Le ministre des Outre-Mer, Sébastien Lecornu, est aux Antilles depuis dimanche. Son objectif est de déminer la révolte sociale qui a éclaté en Guadeloupe et en Martinique. Car il s’agit bel et bien d’une révolte sociale !
Les médias s’emploient à présenter les événements comme des émeutes fomentées par des bandes de voyous qui ne penseraient qu’à piller, incendier et racketter la population. Exactement comme ils l’ont fait pour le mouvement des gilets jaunes, ils s’attardent sur les violences et passent sous silence les revendications portées par les manifestants.
Qui a pu voir, par exemple, les images de la manifestation de samedi dernier qui s’est déroulée à Pointe-à-Pitre et qui a rassemblé plusieurs milliers de personnes ? Qui a pu entendre les revendications des salariés et de tous ceux, mères de famille, chômeurs, qui se regroupent sur certains ronds-points ? Là, il est non seulement question de l’arrogance du pouvoir et de ses méthodes autoritaires en matière de vaccination, mais aussi du prix de la bouteille de gaz et de celui du pain, de la misère et du chômage.
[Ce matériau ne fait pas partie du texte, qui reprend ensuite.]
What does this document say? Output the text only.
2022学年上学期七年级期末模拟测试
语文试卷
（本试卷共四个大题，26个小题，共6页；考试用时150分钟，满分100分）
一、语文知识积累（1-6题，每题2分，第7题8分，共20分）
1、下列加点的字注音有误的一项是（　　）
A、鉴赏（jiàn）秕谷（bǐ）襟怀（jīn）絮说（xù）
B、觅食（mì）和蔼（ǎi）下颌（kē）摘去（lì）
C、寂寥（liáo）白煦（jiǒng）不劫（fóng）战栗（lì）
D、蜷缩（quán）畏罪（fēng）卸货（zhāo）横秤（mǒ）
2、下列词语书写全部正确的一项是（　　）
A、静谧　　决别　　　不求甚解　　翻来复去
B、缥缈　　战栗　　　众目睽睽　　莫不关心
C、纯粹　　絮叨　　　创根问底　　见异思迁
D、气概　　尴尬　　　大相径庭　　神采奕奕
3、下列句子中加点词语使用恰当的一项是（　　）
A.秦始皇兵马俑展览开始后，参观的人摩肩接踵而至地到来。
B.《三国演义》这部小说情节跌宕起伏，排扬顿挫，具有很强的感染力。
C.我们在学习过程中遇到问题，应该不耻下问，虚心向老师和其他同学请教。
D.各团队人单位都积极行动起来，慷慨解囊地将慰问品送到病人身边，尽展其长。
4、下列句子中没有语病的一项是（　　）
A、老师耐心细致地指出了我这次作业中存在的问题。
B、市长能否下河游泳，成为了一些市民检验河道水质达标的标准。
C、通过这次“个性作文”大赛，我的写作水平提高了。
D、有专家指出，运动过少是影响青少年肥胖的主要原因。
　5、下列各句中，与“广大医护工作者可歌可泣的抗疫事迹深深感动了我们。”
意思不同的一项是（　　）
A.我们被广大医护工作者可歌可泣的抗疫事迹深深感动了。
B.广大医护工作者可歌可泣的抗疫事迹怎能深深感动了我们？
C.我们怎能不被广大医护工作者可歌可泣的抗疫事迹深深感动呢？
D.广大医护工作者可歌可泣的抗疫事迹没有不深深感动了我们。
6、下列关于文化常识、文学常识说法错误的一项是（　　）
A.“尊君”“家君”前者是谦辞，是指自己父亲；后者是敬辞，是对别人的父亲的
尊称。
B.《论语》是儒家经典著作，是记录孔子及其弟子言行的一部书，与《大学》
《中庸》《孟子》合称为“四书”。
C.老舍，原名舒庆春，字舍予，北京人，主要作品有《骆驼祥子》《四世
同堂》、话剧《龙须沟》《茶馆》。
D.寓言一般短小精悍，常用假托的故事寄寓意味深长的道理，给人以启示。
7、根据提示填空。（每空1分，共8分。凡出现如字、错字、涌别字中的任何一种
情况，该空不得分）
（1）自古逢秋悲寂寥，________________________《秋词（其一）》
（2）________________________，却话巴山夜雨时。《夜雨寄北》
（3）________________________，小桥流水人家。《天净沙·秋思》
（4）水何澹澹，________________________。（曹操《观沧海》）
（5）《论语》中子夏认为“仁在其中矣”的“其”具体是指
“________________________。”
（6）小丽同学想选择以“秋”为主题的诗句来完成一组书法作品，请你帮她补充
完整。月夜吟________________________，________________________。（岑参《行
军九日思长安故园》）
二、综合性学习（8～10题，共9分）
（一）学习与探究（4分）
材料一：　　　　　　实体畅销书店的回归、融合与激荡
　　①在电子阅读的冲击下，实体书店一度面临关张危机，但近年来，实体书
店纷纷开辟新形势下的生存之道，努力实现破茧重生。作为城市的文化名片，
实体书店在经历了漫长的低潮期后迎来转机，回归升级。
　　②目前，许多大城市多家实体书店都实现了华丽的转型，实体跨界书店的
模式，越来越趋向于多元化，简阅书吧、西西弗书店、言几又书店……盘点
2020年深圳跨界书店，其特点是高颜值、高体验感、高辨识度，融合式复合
Ce qui est dénoncé, c’est un pouvoir qui se moque des problèmes de la population. C’est un pouvoir qui a été complice de l’empoisonnement au chlordécone et qui ne bouge pas le petit doigt pour essayer de dépolluer les sols. C’est un pouvoir qui est incapable d’alimenter correctement la population en eau depuis des années.
Installé à 7 000 km, le gouvernement continue de traiter les Antilles comme des colonies et fait des Antillais des citoyens de seconde zone. En Métropole, le taux de chômage est de 8 %, contre 20 % aux Antilles où il y a moins de formations pour les jeunes, moins de lits d’hôpitaux, moins de médecins… Mais, intérêt de la bourgeoisie sucrière oblige, il y a traditionnellement plus de sucre dans toutes les boissons commercialisées, et donc plus de personnes souffrant du diabète ! Tous les prix sont plus élevés aussi, y compris celui des bananes pourtant produites localement.
En résumé, tous les problèmes qui se posent ici aux classes populaires, les petits boulots, les bas salaires et l’inflation, se retrouvent là-bas de façon décuplée.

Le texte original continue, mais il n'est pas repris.